SINGAPORE - The highly contagious Omicron variant could completely replace the Delta variant in the next two months as the dominant Covid-19 strain in Singapore, infectious diseases expert Dale Fisher said on Tuesday (Jan 4).
Even as the country recorded 438 new Omicron cases on Tuesday, with the weekly infection growth rate going above one for the first time since Nov 12, he said that the number to focus on is that of serious cases rather than overall infection figures.
If too many people come down with severe illness, demand for hospital and intensive care unit beds will shoot up, and the healthcare system will risk being overwhelmed.
"If the predictions are correct, we can expect high numbers with a mild disease, but we can't be sure of this yet," said Professor Fisher, a senior consultant at the National University Hospital's infectious diseases division.
"Singapore needs to retain its balancing act of keeping the country safe while not stifling travel, social activities and economic activity unnecessarily. It is a constant challenge when there are unknowns appearing regularly."
The weekly infection growth rate refers to the ratio of community cases for the past week over the week before. A weekly infection growth rate that is more than one indicates that the number of new Covid-19 cases is increasing.
On Monday, Health Minister Ong Ye Kung said in an update on Singapore's Covid-19 situation that Omicron cases now account for 17 per cent of all infections here, and warned that an Omicron wave is "imminent".
The country saw its first local case almost a month ago, when a staff member at Changi Airport tested positive for the variant.
On Dec 21, it reported its first cluster, which was linked to a gym in Bukit Timah.
This level of transmission is not surprising, given how quickly Omicron has replaced other variants around the world, observed Associate Professor Hsu Li Yang, an infectious diseases expert at the National University of Singapore's Saw Swee Hock School of Public Health.
He added that Singapore is likely to report a sharp rise in cases over the next few weeks, although the relatively low Omicron-linked hospitalisation and death rates in countries with a similar demographic profile have been reassuring.

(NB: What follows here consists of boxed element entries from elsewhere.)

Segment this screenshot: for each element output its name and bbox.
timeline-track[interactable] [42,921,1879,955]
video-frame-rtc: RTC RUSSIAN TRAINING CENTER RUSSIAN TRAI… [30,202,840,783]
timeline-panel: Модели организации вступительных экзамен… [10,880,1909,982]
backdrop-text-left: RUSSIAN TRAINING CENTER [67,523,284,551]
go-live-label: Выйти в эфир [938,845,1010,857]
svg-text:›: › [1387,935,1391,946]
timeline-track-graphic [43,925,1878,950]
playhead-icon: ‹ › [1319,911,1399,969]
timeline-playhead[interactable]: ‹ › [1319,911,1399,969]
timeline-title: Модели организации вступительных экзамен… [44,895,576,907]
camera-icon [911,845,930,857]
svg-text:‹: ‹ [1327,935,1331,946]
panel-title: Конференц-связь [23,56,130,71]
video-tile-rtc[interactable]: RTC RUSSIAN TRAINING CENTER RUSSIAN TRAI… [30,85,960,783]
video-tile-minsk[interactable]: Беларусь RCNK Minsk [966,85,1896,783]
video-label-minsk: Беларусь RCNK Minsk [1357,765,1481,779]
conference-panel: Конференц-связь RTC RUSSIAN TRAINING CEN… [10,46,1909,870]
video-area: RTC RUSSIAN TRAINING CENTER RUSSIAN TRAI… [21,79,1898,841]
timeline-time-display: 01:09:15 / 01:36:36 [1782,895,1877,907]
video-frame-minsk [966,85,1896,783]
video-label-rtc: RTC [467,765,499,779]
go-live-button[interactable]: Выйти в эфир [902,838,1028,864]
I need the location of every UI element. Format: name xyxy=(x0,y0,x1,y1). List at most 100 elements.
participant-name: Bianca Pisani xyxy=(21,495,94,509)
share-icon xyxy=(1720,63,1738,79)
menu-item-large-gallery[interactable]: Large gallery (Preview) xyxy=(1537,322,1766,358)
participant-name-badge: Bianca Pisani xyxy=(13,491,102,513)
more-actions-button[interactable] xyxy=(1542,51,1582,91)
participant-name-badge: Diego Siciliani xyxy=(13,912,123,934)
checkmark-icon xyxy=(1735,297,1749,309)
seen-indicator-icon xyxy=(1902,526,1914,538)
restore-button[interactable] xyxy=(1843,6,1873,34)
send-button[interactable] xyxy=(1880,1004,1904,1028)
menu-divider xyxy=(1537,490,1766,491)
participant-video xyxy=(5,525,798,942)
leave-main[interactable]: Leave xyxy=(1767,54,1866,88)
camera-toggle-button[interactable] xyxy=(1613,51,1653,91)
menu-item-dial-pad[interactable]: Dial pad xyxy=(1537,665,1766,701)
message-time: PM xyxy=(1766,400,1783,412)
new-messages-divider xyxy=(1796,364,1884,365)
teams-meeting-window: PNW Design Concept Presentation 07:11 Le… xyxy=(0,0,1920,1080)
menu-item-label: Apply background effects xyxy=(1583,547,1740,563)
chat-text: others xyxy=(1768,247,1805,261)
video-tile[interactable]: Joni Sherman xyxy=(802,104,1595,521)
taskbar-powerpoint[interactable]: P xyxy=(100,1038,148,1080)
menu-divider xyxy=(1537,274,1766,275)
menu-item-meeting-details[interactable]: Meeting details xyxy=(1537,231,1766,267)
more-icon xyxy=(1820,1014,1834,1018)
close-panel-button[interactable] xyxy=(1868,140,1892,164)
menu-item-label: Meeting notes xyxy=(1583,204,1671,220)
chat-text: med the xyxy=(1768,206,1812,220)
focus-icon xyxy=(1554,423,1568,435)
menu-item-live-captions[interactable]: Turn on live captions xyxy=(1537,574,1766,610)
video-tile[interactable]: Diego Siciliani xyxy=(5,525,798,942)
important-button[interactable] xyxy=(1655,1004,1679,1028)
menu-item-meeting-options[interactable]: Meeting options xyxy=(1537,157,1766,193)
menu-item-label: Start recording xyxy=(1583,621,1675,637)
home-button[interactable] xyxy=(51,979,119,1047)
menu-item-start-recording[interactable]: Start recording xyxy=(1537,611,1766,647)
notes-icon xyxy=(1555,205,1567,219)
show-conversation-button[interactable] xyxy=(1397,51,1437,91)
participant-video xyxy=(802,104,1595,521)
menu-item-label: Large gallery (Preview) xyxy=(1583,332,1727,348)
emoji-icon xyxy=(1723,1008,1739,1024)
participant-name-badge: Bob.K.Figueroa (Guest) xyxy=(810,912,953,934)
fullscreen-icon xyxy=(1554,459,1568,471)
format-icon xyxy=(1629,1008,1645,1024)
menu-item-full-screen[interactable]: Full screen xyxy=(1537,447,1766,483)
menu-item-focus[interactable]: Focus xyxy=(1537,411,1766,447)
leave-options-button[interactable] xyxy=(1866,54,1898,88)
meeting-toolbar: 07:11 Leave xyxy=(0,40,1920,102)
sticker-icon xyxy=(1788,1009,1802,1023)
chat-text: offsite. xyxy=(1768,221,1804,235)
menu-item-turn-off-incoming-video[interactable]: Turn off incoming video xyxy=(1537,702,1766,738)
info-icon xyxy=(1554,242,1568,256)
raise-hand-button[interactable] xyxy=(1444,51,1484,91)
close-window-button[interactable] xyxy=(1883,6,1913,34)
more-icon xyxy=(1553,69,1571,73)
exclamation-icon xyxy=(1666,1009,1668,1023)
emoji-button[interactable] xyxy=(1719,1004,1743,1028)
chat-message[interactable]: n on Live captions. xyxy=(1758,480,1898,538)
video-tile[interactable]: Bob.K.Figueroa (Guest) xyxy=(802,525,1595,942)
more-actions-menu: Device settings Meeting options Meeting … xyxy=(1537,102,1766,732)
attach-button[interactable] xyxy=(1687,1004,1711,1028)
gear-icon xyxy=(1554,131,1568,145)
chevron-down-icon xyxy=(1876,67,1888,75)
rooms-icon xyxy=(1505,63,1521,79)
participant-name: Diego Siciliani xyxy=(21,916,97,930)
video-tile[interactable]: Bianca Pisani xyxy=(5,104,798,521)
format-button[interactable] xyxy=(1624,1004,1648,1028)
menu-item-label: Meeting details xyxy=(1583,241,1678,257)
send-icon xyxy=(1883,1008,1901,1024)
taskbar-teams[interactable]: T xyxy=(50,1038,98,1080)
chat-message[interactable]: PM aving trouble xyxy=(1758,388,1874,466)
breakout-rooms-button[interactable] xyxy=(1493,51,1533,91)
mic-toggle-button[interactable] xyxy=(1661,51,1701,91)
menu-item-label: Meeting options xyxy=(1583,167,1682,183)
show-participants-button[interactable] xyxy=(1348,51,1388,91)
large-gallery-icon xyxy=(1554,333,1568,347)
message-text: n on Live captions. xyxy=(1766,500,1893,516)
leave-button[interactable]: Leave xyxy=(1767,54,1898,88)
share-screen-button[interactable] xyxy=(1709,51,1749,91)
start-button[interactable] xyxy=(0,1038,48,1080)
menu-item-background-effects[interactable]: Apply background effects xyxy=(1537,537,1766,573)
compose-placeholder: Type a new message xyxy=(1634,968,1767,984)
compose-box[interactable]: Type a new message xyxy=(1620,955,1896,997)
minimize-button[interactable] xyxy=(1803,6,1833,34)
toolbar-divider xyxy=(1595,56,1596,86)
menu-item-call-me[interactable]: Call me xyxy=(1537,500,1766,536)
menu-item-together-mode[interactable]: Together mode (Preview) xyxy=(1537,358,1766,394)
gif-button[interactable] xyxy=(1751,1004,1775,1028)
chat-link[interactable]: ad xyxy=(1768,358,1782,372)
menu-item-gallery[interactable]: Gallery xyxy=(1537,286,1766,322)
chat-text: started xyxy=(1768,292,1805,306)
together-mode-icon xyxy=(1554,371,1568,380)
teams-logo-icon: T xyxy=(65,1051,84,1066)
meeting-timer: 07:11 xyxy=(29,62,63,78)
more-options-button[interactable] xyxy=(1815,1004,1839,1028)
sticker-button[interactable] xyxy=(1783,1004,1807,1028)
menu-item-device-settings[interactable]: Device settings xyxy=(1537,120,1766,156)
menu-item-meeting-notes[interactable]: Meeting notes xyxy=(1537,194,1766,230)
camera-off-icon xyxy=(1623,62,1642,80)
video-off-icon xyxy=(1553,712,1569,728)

Early studies have suggested the new variant is more likely to cause reinfections than other strains.
It is also believed to be more transmissible, although it is associated with milder illness.
"The biggest concern for Singapore is that the Omicron variant will introduce another round of infections, even for people who were previously infected with Delta," noted Professor Teo Yik Ying, dean of the Saw Swee Hock School of Public Health.
Even though most of the Omicron infections are likely to be mild, some of those infected will still require hospital care, he said.
But the good news is that Singapore's Covid-19 restrictions - including its mask mandate and rules on social gatherings - will slow the spread of Omicron here, he added.
The country reported 842 new cases as at noon on Tuesday.
Of these, 438 were of the Omicron variant, with 91 local cases and the rest imported.
However, rising Omicron numbers do not mean people should let their guard down over the Delta variant, which will still be a concern in the coming months, said Associate Professor Ashley St John of Duke-NUS Medical School's emerging infectious diseases programme.
"Delta causes severe disease, so we need to not underestimate the potential severity of new cases, particularly in the unvaccinated or immune-compromised, given the high proportion of Delta cases in our community right now," she said.